Карл Хеншель, он же Уильям Сэмюэл Гаррис, родился в Польше, в городе Лодзь, в марте 1864-го. Когда ему было пять, семья переехала в Англию. Его отец изобрел полутоновые клише, которые произвели переворот в иллюстрации книг и журналов. В четырнадцать Карл оставил школу, с тем чтобы присоединиться к процветающему делу отца. В двадцать три он взял дело целиком на себя и достиг в нем выдающегося успеха (которым впоследствии заслужил некролог в «Таймс»). Карл Хеншель умер в январе 1930-го, оставив жену и трех детей.

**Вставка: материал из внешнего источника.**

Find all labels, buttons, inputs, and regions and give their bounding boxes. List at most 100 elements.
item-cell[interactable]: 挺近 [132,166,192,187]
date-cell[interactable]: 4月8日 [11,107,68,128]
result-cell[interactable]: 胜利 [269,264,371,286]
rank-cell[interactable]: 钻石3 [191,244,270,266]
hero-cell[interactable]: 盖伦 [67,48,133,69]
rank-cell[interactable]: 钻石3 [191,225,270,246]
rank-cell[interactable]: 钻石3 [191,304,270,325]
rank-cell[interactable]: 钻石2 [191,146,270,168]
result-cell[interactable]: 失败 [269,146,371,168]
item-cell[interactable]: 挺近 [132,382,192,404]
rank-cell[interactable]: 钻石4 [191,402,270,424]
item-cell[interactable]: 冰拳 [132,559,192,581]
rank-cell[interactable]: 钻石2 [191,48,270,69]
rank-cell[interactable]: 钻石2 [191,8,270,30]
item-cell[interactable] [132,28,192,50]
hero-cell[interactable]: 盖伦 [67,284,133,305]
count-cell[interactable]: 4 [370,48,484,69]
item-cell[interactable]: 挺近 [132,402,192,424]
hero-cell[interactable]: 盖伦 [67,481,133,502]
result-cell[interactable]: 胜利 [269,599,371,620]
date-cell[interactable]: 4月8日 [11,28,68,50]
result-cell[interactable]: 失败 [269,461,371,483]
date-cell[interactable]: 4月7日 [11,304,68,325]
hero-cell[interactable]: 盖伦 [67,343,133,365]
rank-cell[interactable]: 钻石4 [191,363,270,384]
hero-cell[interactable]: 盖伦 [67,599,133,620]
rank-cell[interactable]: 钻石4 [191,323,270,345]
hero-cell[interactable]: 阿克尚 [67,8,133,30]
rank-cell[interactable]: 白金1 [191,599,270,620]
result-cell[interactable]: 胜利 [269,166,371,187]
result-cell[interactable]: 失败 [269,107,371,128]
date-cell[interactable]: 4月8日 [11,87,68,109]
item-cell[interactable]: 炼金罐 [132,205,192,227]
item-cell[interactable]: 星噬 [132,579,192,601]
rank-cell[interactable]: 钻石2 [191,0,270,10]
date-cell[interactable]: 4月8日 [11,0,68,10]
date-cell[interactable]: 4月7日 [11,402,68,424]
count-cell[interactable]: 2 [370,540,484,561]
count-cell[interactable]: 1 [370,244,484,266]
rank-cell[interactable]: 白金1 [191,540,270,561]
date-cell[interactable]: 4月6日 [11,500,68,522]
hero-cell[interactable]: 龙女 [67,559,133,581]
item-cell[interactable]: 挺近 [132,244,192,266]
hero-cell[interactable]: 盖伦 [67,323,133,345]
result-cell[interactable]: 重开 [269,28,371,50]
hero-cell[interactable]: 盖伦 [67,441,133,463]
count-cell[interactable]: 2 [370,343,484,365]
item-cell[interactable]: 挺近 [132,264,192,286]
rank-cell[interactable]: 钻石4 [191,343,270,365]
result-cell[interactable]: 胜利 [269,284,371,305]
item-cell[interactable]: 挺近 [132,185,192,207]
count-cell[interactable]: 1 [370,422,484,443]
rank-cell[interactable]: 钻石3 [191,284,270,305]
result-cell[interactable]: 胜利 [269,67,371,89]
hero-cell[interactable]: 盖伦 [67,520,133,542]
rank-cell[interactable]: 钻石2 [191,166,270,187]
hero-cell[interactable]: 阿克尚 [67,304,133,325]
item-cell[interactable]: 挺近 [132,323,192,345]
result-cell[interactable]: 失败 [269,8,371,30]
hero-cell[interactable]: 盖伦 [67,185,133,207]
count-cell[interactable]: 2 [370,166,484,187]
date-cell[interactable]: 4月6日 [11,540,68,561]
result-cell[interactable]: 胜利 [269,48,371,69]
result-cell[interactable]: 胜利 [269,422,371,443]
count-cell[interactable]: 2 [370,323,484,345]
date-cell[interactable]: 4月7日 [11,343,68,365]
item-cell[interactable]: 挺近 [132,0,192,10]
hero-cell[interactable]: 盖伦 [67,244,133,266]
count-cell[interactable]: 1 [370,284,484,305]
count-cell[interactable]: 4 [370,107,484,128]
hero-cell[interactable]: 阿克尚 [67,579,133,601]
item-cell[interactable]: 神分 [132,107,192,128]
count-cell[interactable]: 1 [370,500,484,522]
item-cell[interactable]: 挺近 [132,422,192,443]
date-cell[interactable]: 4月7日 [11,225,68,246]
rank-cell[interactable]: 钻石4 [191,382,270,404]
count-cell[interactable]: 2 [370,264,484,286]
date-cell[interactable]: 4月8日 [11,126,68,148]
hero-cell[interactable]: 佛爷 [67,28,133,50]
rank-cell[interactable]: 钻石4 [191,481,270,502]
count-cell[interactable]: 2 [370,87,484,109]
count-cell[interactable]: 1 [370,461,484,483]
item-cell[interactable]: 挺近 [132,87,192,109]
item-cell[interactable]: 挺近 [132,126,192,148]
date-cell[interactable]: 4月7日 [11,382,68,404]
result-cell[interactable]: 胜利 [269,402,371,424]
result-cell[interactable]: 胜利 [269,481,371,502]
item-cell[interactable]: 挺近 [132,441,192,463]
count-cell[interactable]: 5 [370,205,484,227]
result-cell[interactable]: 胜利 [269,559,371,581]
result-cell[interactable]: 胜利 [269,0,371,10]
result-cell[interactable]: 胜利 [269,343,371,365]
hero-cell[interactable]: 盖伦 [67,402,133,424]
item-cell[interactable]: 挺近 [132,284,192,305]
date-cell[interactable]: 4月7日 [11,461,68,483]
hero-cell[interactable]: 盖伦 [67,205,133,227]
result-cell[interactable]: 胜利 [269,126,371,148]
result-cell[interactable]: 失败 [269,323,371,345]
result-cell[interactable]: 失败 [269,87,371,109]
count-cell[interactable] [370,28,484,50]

Мы знаем, что Джером в ранние годы увлекался театром и играл на сцене, и дружбу Джерома, Уингрэйва, затем и Хеншеля вначале скреплял театр. Хеншель вообще входил в число основателей «Клуба театралов» и утверждал, что был на каждой лондонской премьере с 1879-го, за несколькими исключениями.
[Илл. Настоящие «Трое», слева направо: Карл Хеншель (Гаррис), Джордж Уингрэйв (Джордж), Джером К. Джером.]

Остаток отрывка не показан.